The Church and the world were stunned at the surprising and unexpected announcement made last Monday by Pope Benedict XVI of his resignation. He did not feel capable of carrying out any longer the duties of his ministry of governing the whole Church of Christ. Although it took us all by surprise, the signs of his failing health were there, especially over the past few months. This momentous decision was not taken on the spur of the moment, but after much thought and prayer; “having repeatedly examined my conscience before God, (he said), I have come to the certainty that my strengths, due to an advanced age, are no longer suited to an adequate exercise of the Petrine Ministry”. As always it was not his own advantage he sought but the will of God and the good of the Church. It has been hailed as a humble and courageous decision. It reveals the unambitious nature of a great scholar.
For almost eight years, Pope Benedict has been guiding the Church through the stormy waters of the present time. He was an outstanding theologian with exceptional skills, but one who had the gift of explaining the teaching of Christ in a manner that was simple and accessible to the multitude. His writings and talks attracted the attention of a worldwide audience. They spread the Gospel message in a language suited to our age.
The Encyclical Letters of Pope Benedict XVI dealt with the fundamental topics of love, hope and genuine human development. His discourses and homilies were exceptional in their clarity and spiritual richness. It is rightly said that pilgrims flocked to Rome not simply to see him but to listen to his inspiring teaching. He valued and loved a dignified liturgy, as he was profoundly convinced of the sanctifying value of the Eucharist and the Sacraments. He regarded it as a providential coincidence that he was elected in the year dedicated to the Eucharist (2005). He saw the Eucharist as the “permanent centre and source” of his mission as Pope.
Humanly speaking he was self-effacing and reserved, an utter gentleman. However he loved truth more than popular approval and like his patron St Benedict, “preferred nothing whatsoever to Christ”. He will be remembered for his trilogy on the life of Christ, Jesus of Nazareth, which offered many people a readable account of Our Saviour’s life. It was the result of a lifetime of study.

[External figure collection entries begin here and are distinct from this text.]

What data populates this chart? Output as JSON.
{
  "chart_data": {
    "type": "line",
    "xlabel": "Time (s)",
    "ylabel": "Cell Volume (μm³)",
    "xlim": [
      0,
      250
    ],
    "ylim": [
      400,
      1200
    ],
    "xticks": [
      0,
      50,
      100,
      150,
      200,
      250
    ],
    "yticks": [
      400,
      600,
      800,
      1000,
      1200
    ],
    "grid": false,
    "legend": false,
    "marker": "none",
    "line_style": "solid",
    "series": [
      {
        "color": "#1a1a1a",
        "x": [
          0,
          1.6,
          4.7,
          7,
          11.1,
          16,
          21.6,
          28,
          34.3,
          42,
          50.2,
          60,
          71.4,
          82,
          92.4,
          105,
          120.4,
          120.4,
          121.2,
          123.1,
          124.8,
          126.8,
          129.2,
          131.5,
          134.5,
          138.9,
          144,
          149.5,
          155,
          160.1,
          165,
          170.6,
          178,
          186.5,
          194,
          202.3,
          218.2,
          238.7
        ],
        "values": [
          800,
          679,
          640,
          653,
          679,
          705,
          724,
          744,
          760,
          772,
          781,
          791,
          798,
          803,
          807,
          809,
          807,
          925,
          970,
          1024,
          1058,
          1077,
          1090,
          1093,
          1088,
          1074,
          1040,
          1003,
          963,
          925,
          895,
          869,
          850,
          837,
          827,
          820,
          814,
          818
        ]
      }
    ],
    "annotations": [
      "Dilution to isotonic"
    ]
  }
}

Pope Benedict laboured unceasingly and generously for unity in the Body of the Church and for peace amongst nations. As he had done for 23 years as Prefect of the Congregation for the Doctrine of the Faith, he championed the cause of children who were abused, and modified the discipline of Church law in order to redress the wrong that was done but that should not have happened, and he promoted safeguarding structures that aimed to prevent such shameful abuse from happening again.
Pope Benedict was a man who proclaimed the faith and taught the Gospel. He did not place himself in the limelight, but kept that place for Christ, the Light of the world. On the day he took possession of his Cathedral in Rome, Saint John Lateran’s, he spoke of the mandate that is given to the Bishop of Rome, the successor of Saint Peter, namely, “to be the leader in the profession of Faith in Christ, the Son of the living God”. This has been the task he has performed with admirable commitment and constancy over the past eight years. He now retires to the quiet atmosphere of a secluded monastery in the Vatican gardens, where he will continue to serve the Church in prayer and meditation.
We wish him restful years of retirement with improved health, and we promise to continue to assist him with our prayers.